In statement format, it is close to this:

Query event:
schema: mydb
sql: INSERT INTO orders (user_id, status) VALUES (98765, 1)

In row format, it is closer to this:

Table_map event:
table_id:  256
schema:    mydb
table:     orders
columns:   id, user_id, status
Write_rows event:
after image:
  id      = 10000001
  user_id = 98765
  status  = 1

So the three logs observe the same write from completely different angles:

Log	Perspective	What this INSERT roughly records
Undo Log	Transaction rollback / MVCC	If rolling back, delete the row `id=10000001`
Redo Log	Physical page recovery	Which data pages, undo pages, index pages, and Change Buffer pages changed
Binlog	Replication / PITR	This logical write, or the row after image

Put together, the path is:

Write Undo: used later for rollback
Write Redo: used for crash recovery, protecting undo-page and data-page changes
Write Binlog: used for replication and point-in-time recovery
Redo prepare + Binlog + Redo commit: make InnoDB and Binlog agree on the same transaction result

How Does a Transaction Connect the Three Logs?

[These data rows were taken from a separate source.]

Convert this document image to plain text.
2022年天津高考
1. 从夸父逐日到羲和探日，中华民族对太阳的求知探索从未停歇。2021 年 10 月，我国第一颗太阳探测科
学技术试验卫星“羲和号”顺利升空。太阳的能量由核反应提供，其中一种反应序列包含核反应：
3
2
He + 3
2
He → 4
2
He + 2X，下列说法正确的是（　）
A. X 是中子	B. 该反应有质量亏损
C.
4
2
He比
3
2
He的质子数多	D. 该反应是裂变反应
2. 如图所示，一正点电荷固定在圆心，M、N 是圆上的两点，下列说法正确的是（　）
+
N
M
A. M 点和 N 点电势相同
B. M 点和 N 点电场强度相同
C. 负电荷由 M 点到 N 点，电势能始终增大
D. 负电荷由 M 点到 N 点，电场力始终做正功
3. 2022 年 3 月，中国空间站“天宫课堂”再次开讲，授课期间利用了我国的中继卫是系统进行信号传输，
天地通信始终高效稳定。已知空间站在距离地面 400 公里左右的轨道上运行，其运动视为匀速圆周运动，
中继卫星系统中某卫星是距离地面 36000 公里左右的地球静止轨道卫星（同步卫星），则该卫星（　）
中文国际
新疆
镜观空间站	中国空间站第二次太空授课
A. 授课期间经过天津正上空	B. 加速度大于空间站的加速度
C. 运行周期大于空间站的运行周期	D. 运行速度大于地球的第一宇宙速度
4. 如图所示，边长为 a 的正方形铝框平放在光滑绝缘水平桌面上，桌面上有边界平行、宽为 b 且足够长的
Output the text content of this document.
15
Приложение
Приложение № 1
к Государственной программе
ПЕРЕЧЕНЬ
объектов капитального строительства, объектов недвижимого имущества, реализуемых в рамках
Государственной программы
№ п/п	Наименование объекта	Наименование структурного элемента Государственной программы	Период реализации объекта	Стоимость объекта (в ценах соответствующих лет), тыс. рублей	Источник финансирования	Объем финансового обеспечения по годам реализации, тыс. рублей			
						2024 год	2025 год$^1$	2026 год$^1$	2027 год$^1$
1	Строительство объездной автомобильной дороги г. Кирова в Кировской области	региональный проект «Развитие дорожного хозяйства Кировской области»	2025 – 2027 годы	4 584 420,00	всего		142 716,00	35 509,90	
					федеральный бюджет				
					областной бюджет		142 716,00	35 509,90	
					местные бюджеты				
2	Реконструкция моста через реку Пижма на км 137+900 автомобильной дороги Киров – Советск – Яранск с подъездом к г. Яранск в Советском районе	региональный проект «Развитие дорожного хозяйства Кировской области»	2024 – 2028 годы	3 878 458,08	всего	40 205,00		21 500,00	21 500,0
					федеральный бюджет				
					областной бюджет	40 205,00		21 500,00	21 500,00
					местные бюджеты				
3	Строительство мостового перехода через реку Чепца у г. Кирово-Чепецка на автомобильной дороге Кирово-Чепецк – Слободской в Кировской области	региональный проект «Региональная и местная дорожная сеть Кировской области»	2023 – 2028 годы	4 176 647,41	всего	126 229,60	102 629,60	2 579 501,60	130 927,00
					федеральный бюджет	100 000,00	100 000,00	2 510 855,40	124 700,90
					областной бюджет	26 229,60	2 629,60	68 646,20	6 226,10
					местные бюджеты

A transaction is not one isolated step in the flow. It is the context that runs through the entire write path.

At the Server layer, each connection has a THD. The THD contains transaction context and also the Binlog transaction cache. At the InnoDB layer, this connection is bound to a trx_t. InnoDB locks, Undo, transaction ID, and commit state all hang off this trx_t.

You can first picture the relationship like this:

THD / Transaction_ctx
  -> binlog trx cache
  -> registered engines: InnoDB
InnoDB trx_t
  -> trx_id
  -> locks
  -> undo records
  -> modified pages protected by redo

When the INSERT is actually written, InnoDB writes the current transaction ID into the hidden clustered-index field DB_TRX_ID, and writes the pointer to the Undo record into DB_ROLL_PTR.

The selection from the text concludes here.